Franco Fortini e Nanni Balestrini si sono mossi su due dimensioni diverse, hanno interpretato due ruoli ben distinti ma ambedue indispensabili: il ruolo del battistrada (oggi diremmo della leadership) e quello che Primo Moroni definiva «il ruolo della struttura di servizio».


Nel mio viaggio con Nanni

La ricerca del linguaggio la poesia e la pratica come irripetibile luogo di comunanza e parola che si rigenera nel «noi»

di Giairo Daghini (il manifesto 21.5.19)

E noi facciamone un’altra, era un leit motiv di Nanni quello di ricominciare sempre da capo tornando al luogo da dove si è partiti. Come la rivoluzione. Come il linguaggio. Ma per farne un altro. Il linguaggio senza fine del divenire. Ho compiuto molti viaggi con Nanni, sempre scavalcando delle frontiere. Il confine è uno spazio che vale come separazione, limitazione o come possibilità di connessione e attraversamento. Lui lo ha sempre pensato e scritto come spazio di apertura e di sperimentazione. Il confine liberato dagli aculei dei reticolati per la creazione di nuovi territori. O come la forma del linguaggio liberata dalle paludi della sintassi. Nella sua opera grafica, nei suoi découpages geografici saltano i confini chiusi e si ridisegnano nuovi ambienti del vivente.

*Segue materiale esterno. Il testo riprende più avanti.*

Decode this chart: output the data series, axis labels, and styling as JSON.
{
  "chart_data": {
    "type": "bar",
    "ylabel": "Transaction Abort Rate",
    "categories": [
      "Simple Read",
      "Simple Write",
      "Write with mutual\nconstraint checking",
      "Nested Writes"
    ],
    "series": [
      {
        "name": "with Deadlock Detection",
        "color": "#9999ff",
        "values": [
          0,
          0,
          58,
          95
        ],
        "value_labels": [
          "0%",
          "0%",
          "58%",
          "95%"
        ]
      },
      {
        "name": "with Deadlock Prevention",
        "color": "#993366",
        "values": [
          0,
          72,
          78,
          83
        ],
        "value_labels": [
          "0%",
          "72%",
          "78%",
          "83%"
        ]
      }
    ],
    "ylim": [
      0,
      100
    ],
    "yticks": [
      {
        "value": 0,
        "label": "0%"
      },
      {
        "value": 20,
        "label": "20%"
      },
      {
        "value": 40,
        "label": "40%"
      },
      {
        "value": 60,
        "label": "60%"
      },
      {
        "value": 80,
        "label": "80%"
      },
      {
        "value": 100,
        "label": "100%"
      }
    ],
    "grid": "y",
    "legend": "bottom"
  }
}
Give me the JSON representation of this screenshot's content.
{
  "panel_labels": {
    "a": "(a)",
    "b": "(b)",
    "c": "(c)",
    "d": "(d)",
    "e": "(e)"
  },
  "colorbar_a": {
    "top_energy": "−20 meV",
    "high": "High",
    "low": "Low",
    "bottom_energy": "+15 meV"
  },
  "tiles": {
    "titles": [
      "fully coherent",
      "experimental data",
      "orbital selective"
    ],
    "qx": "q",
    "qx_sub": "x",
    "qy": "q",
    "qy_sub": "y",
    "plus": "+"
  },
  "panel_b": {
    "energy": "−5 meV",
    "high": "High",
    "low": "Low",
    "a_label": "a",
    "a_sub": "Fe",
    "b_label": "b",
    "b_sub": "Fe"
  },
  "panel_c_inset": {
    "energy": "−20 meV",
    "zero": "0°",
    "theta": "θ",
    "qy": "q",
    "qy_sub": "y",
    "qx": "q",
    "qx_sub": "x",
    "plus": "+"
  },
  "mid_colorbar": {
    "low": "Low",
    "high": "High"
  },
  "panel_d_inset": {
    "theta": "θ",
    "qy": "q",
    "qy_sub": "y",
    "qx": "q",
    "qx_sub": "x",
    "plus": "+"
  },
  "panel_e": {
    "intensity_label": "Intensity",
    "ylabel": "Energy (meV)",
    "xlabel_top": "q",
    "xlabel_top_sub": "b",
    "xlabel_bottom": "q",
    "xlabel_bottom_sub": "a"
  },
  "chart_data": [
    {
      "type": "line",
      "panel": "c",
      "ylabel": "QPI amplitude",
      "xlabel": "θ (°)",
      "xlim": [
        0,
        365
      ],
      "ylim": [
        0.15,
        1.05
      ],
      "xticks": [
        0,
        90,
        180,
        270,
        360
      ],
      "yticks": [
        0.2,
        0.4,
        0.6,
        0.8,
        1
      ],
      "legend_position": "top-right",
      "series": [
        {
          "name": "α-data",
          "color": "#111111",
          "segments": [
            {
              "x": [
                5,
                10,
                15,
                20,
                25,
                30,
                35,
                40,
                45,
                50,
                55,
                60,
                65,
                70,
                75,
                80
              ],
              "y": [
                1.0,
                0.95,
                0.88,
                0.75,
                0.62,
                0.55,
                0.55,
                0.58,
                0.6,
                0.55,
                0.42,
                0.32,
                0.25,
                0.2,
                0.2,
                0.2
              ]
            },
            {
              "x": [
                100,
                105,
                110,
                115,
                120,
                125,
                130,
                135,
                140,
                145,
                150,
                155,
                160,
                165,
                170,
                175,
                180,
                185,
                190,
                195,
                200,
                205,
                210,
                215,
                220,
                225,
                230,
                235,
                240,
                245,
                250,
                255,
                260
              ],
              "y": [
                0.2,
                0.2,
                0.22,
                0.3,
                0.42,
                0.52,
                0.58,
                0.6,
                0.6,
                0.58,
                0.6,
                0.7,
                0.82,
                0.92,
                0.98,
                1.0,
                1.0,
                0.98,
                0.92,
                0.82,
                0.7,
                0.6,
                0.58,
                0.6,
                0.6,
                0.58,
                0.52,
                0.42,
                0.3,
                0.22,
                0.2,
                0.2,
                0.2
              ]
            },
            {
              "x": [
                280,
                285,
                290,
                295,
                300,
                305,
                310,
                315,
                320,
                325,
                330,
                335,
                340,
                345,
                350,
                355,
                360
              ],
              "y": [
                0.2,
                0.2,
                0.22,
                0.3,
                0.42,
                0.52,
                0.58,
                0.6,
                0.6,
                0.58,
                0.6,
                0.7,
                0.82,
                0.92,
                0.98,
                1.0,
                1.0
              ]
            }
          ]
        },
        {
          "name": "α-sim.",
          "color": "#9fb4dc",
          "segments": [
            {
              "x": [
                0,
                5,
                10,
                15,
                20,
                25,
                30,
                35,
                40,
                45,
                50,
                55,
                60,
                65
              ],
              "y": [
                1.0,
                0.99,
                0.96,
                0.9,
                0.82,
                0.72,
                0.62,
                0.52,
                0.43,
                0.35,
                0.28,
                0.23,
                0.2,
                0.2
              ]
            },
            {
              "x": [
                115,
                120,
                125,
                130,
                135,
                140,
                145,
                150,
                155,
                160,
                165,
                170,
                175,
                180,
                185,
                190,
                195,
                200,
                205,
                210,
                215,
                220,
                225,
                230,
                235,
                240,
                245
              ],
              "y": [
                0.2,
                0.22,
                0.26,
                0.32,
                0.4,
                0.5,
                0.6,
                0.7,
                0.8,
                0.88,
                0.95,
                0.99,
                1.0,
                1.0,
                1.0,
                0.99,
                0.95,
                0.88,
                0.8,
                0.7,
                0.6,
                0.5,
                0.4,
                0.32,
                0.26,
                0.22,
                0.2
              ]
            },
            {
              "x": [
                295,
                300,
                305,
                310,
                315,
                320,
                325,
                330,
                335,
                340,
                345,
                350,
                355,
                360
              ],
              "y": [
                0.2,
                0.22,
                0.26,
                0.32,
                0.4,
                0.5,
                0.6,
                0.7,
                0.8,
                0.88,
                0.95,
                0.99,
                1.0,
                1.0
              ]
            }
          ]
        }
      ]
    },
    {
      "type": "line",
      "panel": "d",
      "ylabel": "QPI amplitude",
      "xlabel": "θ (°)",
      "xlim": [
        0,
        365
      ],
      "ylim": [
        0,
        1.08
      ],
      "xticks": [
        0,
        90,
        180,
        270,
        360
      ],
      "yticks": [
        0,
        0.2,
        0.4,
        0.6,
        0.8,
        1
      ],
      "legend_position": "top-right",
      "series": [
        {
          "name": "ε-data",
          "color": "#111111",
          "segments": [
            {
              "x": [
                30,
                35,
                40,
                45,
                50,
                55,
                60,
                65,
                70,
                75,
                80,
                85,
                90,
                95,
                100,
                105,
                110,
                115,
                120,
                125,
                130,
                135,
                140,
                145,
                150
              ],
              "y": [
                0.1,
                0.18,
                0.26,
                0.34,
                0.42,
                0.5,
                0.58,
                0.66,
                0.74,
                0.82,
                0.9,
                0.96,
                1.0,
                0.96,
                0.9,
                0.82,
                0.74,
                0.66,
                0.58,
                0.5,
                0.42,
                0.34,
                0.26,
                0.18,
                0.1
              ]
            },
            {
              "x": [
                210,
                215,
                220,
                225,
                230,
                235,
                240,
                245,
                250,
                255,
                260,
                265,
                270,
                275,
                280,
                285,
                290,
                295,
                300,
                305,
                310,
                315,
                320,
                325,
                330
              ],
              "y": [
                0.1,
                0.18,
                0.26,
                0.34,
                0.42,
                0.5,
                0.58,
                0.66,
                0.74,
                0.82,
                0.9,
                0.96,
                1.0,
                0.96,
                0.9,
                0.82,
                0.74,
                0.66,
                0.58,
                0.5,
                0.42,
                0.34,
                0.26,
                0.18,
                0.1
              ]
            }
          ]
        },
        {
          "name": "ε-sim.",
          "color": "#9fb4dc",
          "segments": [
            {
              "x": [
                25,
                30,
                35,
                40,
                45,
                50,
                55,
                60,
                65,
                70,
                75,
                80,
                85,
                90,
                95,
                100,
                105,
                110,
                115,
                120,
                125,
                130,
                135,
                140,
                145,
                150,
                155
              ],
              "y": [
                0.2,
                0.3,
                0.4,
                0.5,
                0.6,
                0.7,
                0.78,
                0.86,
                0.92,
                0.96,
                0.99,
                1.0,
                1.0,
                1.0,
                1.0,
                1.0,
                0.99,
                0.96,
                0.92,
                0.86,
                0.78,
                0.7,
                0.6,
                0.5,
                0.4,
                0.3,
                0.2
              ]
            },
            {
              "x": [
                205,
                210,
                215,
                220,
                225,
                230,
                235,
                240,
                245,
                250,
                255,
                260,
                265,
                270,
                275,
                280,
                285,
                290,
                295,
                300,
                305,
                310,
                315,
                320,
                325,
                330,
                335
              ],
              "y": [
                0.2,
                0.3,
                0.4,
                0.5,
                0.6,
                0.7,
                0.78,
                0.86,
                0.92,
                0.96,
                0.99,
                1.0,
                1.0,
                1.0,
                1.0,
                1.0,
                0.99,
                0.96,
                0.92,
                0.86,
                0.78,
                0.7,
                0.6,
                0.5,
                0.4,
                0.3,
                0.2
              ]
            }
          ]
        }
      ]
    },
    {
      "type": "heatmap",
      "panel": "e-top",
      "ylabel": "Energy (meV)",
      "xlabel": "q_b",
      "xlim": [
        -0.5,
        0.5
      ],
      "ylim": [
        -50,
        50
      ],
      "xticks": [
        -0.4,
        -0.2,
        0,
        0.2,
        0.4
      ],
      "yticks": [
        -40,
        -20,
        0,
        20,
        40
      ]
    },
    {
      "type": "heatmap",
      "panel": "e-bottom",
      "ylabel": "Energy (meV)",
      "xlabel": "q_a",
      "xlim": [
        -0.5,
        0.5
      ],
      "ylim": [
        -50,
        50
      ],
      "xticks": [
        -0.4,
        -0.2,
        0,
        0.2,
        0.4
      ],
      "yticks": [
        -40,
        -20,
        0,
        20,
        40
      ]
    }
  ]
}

Ho iniziato quel viaggio con Nanni molti anni fa, nel 1960 quando con «Linguaggio e opposizione» egli opponeva al comune linguaggio convenzionale, il linguaggio magmatico del parlato fatto di ritmi inconsueti , di grovigli, di immagini spropositate come il luogo di straordinarie apparizioni di fatti e pensieri. «Di qui - diceva - si fa strada l’idea di una poesia che nasca e viva diversamente. Una poesia più vicina all’articolarsi dell’emozione e del pensiero in linguaggio, espressione confusa e ribollente ancora, che porta su di sé i segni del distacco dallo stato mentale, della fusione non completamente avvenuta con lo stato verbale».

L’ascolto di quelle emozioni, di quel linguaggio era anche la linea di comportamento di noi che in quegli anni facevamo intervento ai cancelli delle fabbriche dove era arrivata una nuova generazione di lavoratori. Il nostro intervento di antagonismo a quel lavoro, a quello sfruttamento si incontrava sul suo fare poesia come opposizione al dogma e al conformisno che minaccia il nostro cammino, che solidifica le orme alle spalle, che ci avvinghia i piedi, tentando di immobilizzarne i passi. Con la sua poesia, con la musica di Demetrio Stratos, con il nuovo linguaggio filosofico del marxismo e della fenomenologia ho praticato il viaggio di quegli anni.